Flotation is then applied to treat sulfide-associated precious metals, where carefully selected collectors and frothers enable the fine particles of gold, silver, platinum, palladium, rhodium, iridium and ruthenium (e.g., gold-bearing pyrite, silver-bearing galena, platinum group sulfides) to attach to air bubbles and float for collection.

Tailings management involves thickening the flotation tailings to reduce moisture to below 20 %, followed by cyanide detoxification protocols for gold-bearing residues, and paste backfill of cleaned tailings into underground voids to enhance mine stability and reduce surface storage.

In non-ferrous metallurgy, gravity separation serves as an effective pre-concentration step for dense ore minerals such as cassiterite (SnO₂), wolframite ((Fe,Mn)WO₄) and scheelite (CaWO-), using spirals or centrifugal concentrators to reject lighter gangue.

Flotation circuits are then tailored for sulfide ores of copper, lead, zinc, tin and nickel—such as chalcopyrite, galena, sphalerite, stannite and pentlandite—by adjusting pH and blending xanthate or thiophosphate collectors to achieve high selectivity.

Tailings from these processes are dewatered via filter presses to form stackable cakes, while polymer flocculants accelerate settling, and dry-stack tailings technology minimizes water usage and footprint in copper, bauxite, lead-zinc and nickel operations.

For iron ores, gravity separation with spirals or shaking tables effectively enriches magnetite and hematite by exploiting density differences, often followed by high-intensity magnetic separation to further purify concentrates.

When treating fine iron particles below 0.15 mm—such as finely ground hematite and specularite—flotation uses anionic collectors to float iron oxides away from siliceous gangue.

Tailings management in iron operations typically includes hydrocyclone classification to recover slimes, thickening to reclaim process water, and safe disposal of fine tailings in lined dry-stack facilities or deep-water tailings impoundments, with ceramic membrane filtration applied in water-scarce regions.

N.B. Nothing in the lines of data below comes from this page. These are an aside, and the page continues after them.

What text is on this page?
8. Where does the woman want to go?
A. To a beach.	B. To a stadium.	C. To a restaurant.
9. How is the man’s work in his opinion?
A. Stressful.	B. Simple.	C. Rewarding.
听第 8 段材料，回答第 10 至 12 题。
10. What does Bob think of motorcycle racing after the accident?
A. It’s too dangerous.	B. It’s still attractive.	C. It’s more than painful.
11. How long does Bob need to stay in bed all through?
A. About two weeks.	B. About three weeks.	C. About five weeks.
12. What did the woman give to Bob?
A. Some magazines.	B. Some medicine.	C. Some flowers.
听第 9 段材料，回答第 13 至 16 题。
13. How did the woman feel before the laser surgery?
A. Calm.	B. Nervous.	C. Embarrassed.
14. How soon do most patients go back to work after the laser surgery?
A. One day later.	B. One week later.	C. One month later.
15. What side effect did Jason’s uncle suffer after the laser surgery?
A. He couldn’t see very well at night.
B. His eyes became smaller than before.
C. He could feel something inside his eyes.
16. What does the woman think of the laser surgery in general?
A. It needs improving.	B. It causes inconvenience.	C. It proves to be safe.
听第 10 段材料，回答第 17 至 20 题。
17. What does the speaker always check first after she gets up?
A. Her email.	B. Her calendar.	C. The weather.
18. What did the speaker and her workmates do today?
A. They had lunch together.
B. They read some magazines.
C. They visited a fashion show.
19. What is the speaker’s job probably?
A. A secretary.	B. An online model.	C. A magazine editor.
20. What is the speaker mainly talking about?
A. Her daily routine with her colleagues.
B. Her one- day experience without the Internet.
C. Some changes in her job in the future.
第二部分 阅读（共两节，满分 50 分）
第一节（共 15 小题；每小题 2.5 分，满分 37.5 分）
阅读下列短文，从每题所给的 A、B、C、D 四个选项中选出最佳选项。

Heavy mineral sands—such as garnet, barite and ilmenite—are often upgraded by gravity separation on shaking tables or spiral concentrators to concentrate the high-density fraction.

Flotation is applied to non-metallic ores like silica sand and kaolin, where pH adjustment and selective collectors remove iron oxides and organic impurities from quartz, feldspar and clays.

Tailings from non-metallic operations are thickened and clarified to reclaim water, with acidic slimes from phosphate rock and sulfur extraction neutralized before discharge. Co-disposal techniques may combine gypsum by-product from phosphoric acid plants with filter-pressed tailings to reduce environmental impact.

Graphite concentrates for battery anodes are pre-upgraded by gravity separation on shaking tables or centrifugal separators to remove gangue minerals, then further refined by flotation to achieve high carbon purity.

Lithium-bearing spodumene ores (e.g., alpha-spodumene) undergo flotation with specialized collectors to separate spodumene from quartz and mica, while rare earth-bearing minerals in battery cathode recycling streams use froth flotation to recover cerium, praseodymium and neodymium phases.

Sustainable tailings management includes paste backfill to minimize surface footprint, closed-circuit water recycling to achieve near-zero discharge, and tailings re-mining to extract remaining critical minerals.

Rare‐earth ores such as monazite, bastnäsite, xenotime and loparite contain cerium, lanthanum, neodymium and yttrium, and are first processed by gravity separation on spirals or shaking tables to concentrate particles above 0.2 mm.

Flotation using fatty-acid collectors and amine reagents then separates these minerals from siliceous gangue.

Tailings are treated by sequential chemical leaching to recover remaining REEs, followed by ion-exchange cleanup to remove thorium and uranium, and secure dry-stack storage with impermeable liners to prevent leaching.